One of the nice things about working with open source software is that sometimes you get to contribute back to a project and (hopefully) add some useful features or improvements. We’ve just spent about 15 months working with OpenSource Connections on a project for a major client in the legal search area, who were transitioning from a legacy search engine to a Lucene-based system. Part of this process involved evaluating and improving relevancy, and we identified early on that Sease Ltd’s Rated Ranking Evaluator (RRE) was a great tool for doing this.
RRE encourages a versioned approach to relevance improvement, with the intention of using a static corpus (data set), and modifying one factor at a time, whether that is the analysis process or the structure of the query in use – a common approach in relevance tuning. Each time it runs, it executes a set of queries against the various versioned data sets, generating metrics from the results.
When we first used RRE, it took a fixed data set, spun up either Solr or Elasticsearch internally, and indexed the data for each iteration. This is a fine approach if your data set is only a few thousand documents. However, ours was nearly four million – enough that it was not practical to re-index all of them, possibly multiple times, every run-through.
As a result of this, our first contribution was to allow RRE to persist the stored data between runs. Choosing this option means the first run-through indexes the documents, and later runs re-use the same index. RRE uses Maven to execute each run, so passing the option in is a case of modifying the pom.xml, or using a command line argument.
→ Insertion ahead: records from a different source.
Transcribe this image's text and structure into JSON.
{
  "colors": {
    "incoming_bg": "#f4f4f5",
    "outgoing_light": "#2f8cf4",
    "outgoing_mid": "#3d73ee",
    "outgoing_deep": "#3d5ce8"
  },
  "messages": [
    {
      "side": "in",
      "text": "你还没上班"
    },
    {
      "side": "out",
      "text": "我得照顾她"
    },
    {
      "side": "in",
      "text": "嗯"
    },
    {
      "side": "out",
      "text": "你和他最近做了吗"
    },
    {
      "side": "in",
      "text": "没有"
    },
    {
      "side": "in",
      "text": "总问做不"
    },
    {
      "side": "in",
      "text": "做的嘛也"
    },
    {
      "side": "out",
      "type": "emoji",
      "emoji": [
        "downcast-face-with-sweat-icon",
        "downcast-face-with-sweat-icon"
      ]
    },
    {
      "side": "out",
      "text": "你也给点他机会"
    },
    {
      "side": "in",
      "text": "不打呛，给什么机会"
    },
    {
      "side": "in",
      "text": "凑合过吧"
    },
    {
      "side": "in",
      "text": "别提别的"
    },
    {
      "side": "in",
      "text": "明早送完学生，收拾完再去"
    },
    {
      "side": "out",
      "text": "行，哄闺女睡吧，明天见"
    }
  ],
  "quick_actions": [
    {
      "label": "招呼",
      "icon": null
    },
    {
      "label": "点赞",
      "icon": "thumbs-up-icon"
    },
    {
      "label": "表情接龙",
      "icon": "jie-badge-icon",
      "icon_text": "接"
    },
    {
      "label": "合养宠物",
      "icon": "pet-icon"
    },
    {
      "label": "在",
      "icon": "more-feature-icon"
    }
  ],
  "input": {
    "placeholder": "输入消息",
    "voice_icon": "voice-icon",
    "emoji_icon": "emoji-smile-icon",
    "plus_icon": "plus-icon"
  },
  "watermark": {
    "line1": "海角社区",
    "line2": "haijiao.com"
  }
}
This was a solid improvement and cut down run-times, but still, indexing a large data-set was still going to take a long time on the first run. Additionally, the data can’t be used anywhere else. Wouldn’t it be better if RRE could talk to an external search engine, where the data had already been indexed? Thankfully, RRE’s search engine framework is pluggable, so writing connectors for external Elasticsearch and Solr instances was relatively straightforward and was our next pull request.
Another change we contributed, and the one of which I’m personally most proud, was to allow RRE to store (or persist) the results of each run-through in an external data store. By default, RRE writes the results to a JSON file, then sends it to a separate server process and/or converts it to a spreadsheet. With the number of queries we’d pulled together for our test set, this was much too unwieldy to POST over HTTP: storing the results in Elasticsearch would be much more useful. As a result, we created the pluggable persistence framework, which receives the query results during the execution process. While our first step was to duplicate the current behaviour and create a JSON persistence handler, we then added an Elasticsearch handler. This batches up the results and asynchronously writes them out to a configured destination index (creating the index if it doesn’t already exist).
We continued making changes after this. In particular, we added the option to run queries asynchronously, improving execution speeds on decently specced machines. We also added generic metric implementations, parameterising common options to reduce the number of classes required (for example, we can implement Precision at 5 and Precision at 10 with a single class, rather than two). OSC colleagues added a number of additional metric implementations that took advantage of this.
It was very rewarding to be able to contribute back to a great project, not to mention fun to just dig in and get on with it – thankfully RRE was still a relatively small codebase, so not too terrifying to jump into. Thanks should also go to Andrea Gazzarini at Sease for being so accepting of the (sometimes quite large) changes we made to their code!